Software ecosystems shorten the distance to value
I’ve been evangelizing a theme for the past several months at SunGard that describes where I believe software is going. I call it “shorten the distance”, referring to the gap between the identification of a need and the consumption of a delivered solution that meets that need with realized value to the end-user. The distance between needs and solutions in a software context shortens with each improvement in design, construction, testing, deployment and networking technologies, however the concept of software ecosystems is shortening this distance with tremendous speed.
Shortening the distance from a software perspective involves a fundamental shift in how development occurs. A software ecosystem leverages an open platform and a community of contributors including consumers, (such as the AppExchange, App Store, FaceBook Apps, Open Source repositories, etc). I think of the power of software ecosystems in terms of The Wisdom of Crowds (why the many are smarter than the few). When an environment exists where contributions can be contributed and can be consumed, the overall realized value is exponentially greater than the proprietary and closed approach. Look for software ecosystems in the vendors you depend upon, because active communities will continually drive shorter distances between needs and realized value.

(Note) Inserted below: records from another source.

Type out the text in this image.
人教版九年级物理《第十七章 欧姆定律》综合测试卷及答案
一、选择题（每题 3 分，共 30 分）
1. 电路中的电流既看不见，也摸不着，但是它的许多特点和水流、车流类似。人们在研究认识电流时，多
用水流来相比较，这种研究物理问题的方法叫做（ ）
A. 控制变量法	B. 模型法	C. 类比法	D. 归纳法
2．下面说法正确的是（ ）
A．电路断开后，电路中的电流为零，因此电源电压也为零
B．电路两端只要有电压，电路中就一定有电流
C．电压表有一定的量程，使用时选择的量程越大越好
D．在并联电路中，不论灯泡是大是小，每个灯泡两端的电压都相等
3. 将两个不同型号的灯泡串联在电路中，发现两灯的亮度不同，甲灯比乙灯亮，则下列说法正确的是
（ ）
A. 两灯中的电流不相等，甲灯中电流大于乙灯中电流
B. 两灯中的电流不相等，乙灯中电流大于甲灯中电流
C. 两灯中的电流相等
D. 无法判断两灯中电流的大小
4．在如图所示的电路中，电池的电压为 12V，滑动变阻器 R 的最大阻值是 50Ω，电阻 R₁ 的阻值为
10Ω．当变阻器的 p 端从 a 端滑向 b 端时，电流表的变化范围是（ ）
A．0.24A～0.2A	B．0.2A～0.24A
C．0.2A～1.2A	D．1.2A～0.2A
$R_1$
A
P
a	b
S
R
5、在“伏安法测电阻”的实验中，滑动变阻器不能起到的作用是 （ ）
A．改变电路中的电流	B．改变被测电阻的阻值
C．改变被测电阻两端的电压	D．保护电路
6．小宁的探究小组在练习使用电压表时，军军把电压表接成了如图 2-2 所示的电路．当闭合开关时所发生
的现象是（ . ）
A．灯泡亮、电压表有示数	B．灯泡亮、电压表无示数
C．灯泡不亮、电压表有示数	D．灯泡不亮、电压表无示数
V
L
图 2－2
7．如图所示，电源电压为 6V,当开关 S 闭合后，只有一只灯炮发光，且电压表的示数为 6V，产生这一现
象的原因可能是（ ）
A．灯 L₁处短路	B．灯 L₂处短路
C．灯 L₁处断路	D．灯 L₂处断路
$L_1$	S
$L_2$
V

Within the SunGard Higher Education Open Digital Campus is an ecosystem called Community Source. Last year an early and limited beta was made available to a small handful of IT shops at some Colleges and Universities. With no marketing (merely Proof of Concept goals), an adoption of 50 active volunteers from 31 institutions jumped in nearly immediately to serve on committees and review boards (impressive numbers if you consider the scale of an institution of higher learning, each one representing systems that support tens of thousands of students). 61 individual contributions institutions have been submitted thus far in the limited beta and 2 contributions have even been included in baseline releases with many more in the queue. Contributions are also consumable by the community without inclusion into baseline. The output of this ecosystem is proving to provide value well beyond what SunGard alone can provide. That’s what a Software Ecosystem can do!

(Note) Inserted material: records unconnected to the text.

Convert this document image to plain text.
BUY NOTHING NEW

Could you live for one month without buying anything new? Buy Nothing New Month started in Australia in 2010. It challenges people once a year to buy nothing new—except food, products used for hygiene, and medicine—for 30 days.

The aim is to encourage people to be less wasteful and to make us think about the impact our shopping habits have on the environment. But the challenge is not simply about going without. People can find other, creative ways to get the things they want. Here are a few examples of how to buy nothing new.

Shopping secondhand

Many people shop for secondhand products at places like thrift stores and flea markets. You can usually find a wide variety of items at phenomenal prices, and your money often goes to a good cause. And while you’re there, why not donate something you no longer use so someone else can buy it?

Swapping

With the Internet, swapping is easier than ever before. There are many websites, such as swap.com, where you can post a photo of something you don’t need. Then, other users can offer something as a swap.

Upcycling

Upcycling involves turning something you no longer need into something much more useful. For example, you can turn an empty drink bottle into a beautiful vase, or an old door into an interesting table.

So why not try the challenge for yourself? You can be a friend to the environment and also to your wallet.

The SGHE Community Source beta will mature to general availability in April this year, and is expected to spread very quickly across the Higher Ed market given the early participation we’ve seen in the very limited Proof of Concept. Collaborative workgroups will grow through the ecosystem where client developers can share non-baseline code and collaborate around various extensions, adding further wisdom to the crowd.
Any ecosystem that enables the wisdom of a crowd to formulate tangible value is a system that shortens the distance between the needs and consumed solutions. Software ecosystems will take us there, and it’s a blast to see this level of collaboration at work for the benefit of a whole industry.